Wie ein Schachtelteufel war der Gottseibeiuns schon zu Anfang seines endzeitlichen Epos der Psyche des Autors entsprungen. Sein Bruder, der den Schriftsatz von „Der Morgenstern“ besorgte, so Knausgård, hatte ihm damals eine SMS geschickt: „Du glaubst nicht, wie viele Seiten es werden: genau 666.“ Was nur für die norwegische Ausgabe gilt.

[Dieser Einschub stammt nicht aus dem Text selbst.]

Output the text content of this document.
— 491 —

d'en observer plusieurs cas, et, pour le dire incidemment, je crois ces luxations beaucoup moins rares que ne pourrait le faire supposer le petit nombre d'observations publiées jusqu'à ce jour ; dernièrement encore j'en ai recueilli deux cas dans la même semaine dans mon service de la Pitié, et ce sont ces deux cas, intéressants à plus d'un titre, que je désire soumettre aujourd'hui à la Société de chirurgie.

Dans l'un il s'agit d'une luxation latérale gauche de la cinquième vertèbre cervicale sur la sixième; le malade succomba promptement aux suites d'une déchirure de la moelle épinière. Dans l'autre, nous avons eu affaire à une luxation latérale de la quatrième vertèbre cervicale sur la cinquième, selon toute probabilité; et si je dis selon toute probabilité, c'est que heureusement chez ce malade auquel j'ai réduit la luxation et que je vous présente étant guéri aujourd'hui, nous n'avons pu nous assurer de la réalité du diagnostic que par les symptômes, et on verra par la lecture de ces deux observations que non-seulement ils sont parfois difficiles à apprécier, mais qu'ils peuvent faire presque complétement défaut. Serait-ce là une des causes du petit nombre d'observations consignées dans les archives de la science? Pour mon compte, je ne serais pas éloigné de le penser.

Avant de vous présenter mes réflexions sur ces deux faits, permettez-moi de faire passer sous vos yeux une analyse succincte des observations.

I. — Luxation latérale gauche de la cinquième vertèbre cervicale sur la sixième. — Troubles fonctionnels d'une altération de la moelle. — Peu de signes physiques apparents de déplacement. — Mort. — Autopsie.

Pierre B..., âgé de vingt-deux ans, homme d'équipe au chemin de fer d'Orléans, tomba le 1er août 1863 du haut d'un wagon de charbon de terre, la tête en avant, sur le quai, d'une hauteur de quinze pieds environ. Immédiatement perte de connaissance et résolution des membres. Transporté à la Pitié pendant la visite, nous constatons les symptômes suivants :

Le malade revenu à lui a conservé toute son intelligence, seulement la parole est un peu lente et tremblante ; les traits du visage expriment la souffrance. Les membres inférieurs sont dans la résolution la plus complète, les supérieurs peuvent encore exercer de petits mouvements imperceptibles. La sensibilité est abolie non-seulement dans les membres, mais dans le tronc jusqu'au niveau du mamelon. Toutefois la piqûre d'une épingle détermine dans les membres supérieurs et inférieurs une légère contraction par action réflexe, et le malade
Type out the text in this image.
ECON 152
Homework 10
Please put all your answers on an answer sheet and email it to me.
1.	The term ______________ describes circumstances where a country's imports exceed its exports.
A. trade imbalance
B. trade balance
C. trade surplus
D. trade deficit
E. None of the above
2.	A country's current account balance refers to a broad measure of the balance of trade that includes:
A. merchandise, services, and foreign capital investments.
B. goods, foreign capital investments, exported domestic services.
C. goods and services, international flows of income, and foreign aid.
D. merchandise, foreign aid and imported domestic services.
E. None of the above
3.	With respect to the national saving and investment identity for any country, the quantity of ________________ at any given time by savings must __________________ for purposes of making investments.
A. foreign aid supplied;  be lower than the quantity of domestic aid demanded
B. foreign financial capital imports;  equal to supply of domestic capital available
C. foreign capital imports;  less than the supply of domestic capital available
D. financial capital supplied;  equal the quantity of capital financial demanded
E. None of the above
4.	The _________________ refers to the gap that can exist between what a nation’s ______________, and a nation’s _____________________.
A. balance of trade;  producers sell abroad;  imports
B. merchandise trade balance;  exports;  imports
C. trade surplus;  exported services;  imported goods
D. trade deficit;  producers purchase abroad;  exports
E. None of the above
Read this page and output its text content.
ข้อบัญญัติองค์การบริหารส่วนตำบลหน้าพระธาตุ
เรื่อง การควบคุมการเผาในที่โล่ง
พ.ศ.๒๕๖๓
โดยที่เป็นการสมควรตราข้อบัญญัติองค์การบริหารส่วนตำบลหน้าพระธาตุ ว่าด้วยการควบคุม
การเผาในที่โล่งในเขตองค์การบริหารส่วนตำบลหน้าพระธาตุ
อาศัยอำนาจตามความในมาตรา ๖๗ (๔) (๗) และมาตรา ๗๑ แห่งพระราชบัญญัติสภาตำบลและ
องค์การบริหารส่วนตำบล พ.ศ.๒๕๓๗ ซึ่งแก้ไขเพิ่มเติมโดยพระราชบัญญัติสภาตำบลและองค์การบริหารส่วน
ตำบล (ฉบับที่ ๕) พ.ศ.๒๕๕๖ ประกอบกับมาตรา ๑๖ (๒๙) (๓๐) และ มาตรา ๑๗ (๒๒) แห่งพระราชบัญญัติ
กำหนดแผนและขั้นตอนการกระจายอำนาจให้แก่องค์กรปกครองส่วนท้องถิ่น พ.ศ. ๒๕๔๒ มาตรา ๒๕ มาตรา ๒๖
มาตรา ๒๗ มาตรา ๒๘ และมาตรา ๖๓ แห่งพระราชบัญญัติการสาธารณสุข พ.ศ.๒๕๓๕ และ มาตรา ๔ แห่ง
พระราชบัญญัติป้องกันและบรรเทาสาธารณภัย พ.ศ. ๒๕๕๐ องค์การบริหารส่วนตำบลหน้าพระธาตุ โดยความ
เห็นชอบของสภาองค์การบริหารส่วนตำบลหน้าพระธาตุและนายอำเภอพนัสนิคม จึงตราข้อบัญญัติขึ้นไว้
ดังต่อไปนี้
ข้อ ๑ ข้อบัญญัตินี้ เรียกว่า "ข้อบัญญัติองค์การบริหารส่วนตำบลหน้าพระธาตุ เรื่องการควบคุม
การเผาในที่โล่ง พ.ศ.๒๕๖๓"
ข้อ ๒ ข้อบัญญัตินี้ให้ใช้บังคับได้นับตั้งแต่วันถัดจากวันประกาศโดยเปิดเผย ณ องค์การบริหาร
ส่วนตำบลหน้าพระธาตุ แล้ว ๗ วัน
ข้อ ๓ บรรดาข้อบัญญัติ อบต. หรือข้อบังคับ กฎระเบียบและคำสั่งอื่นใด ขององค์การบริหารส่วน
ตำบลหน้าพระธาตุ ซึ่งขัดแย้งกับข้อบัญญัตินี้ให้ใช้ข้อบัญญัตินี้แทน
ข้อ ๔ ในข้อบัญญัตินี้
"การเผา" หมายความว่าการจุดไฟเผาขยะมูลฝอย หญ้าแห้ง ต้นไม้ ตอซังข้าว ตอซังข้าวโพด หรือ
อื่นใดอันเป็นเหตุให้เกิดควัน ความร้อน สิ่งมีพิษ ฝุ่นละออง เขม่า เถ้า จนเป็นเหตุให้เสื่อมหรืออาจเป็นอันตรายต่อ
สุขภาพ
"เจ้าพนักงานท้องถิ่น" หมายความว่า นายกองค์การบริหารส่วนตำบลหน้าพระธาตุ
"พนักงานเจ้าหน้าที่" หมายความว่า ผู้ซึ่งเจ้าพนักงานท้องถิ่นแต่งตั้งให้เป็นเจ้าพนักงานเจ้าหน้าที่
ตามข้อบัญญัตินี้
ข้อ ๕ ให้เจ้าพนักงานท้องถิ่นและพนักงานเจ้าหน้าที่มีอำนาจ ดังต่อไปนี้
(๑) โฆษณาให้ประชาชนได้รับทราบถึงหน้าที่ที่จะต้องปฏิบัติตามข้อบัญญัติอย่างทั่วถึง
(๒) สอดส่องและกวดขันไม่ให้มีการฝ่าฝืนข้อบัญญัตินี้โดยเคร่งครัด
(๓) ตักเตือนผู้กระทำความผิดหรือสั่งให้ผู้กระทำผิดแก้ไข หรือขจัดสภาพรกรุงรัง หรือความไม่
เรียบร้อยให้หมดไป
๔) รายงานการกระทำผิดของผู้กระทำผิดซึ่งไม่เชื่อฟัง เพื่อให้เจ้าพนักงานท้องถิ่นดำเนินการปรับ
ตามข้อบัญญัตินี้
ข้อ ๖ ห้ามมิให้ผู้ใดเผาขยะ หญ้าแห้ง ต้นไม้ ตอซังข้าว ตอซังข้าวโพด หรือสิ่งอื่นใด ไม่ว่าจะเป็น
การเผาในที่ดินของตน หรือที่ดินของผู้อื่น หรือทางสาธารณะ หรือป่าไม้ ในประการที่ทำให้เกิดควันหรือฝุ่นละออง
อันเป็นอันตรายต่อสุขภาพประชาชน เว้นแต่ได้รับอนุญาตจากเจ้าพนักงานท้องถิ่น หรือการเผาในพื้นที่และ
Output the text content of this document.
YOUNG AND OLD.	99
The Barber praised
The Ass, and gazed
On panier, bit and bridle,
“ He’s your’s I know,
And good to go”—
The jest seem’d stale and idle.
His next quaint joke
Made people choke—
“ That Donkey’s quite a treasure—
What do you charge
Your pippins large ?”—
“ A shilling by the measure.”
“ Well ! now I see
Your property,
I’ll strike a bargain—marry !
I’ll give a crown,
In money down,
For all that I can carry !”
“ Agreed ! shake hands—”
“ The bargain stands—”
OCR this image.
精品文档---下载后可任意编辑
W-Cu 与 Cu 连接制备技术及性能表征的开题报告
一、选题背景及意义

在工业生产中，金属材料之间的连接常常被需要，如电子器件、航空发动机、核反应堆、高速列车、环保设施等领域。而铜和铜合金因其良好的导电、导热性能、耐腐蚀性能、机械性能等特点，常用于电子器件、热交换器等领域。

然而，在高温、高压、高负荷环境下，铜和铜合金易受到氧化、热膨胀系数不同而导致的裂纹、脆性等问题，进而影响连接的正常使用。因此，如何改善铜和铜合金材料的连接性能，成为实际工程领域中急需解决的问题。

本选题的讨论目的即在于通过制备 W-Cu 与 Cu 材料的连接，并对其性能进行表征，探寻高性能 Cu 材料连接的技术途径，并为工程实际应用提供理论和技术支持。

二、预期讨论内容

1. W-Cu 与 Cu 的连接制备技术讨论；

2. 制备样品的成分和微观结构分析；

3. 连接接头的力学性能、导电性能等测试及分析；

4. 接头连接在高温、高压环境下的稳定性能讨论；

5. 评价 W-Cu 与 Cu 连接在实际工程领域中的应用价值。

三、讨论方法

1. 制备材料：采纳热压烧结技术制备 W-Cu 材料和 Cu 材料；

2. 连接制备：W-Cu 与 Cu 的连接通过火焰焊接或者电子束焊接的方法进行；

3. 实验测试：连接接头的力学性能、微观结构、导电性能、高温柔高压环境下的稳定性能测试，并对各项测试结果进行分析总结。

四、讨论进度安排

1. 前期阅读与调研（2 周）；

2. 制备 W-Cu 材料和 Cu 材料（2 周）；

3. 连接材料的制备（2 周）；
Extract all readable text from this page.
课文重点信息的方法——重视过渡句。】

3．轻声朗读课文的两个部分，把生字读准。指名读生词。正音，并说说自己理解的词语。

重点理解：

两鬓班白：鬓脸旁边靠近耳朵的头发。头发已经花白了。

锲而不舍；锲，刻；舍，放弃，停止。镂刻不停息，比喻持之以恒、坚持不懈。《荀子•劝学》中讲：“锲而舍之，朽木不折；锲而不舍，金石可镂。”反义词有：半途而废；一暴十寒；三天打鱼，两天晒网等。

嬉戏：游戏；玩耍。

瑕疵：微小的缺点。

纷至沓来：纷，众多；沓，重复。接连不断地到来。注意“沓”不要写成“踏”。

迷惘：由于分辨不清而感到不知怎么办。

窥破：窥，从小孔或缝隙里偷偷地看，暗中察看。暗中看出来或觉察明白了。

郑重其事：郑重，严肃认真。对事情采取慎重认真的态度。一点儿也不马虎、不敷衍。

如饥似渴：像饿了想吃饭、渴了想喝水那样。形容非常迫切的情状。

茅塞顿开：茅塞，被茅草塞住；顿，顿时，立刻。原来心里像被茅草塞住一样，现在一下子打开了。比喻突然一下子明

Andreas Platthaus hatte ihm bereits zuvor die Gretchenfrage gestellt. Darauf, wie er es mit der Religion halte, könne er keine einfache Antwort geben, hatte der Autor aufgestöhnt und auf sein umfangreiches Werk verwiesen, das sich ja mit ebensolchen Fragen beschäftigte. Schon in seinem zweiten Roman „Alles hat seine Zeit“ habe er über Engel geschrieben, aus reiner Neugier: „Die kommen in der Bibel zuerst als sehr körperliche Wesen vor, sie essen sogar, dann werden sie zunehmend ätherischer – bis schließlich niemand mehr an Engel glaubt. Genauso verhält es sich heute mit dem Teufel oder der Auferstehung. Die Verbindung zwischen der Religion und dem Körper wurde gekappt, das finde ich sehr interessant.“

Hier, zwischen Körper und Geist, vermutet der Norweger auch die Verbindung von Literatur und Religion: „Das Gehirn ist reiner Körper, aber das, was es erschaffen kann, ist es nicht. Das hat etwas mit Religion zu tun, mit uns, mit überhaupt allem.“ Im Original lautet der Titel des dritten „Morgenstern“-Bandes „Das dritte Reich“. Das sei, versichert Knausgård, keineswegs so provokant gemeint, wie bei seinem autobiografischen Zyklus, den er nach Hitlers Hetzschrift „Mein Kampf“ benannt hatte – man konnte es als vorauseilende Selbstanklage des übergroßen Autoren-Ichs begreifen. „Das dritte Reich“ verweise jedoch nicht auf die Nazis, sondern auf die mittelalterliche Vorstellung, dass auf die Reiche Gottes und Jesu die nach-endzeitliche Herrschaft des Heiligen Geistes folge.

Sprach Karl Ove Knausgård und verdrückte sich noch während der Verabschiedung aus dem Saal. Er hatte genug gesagt.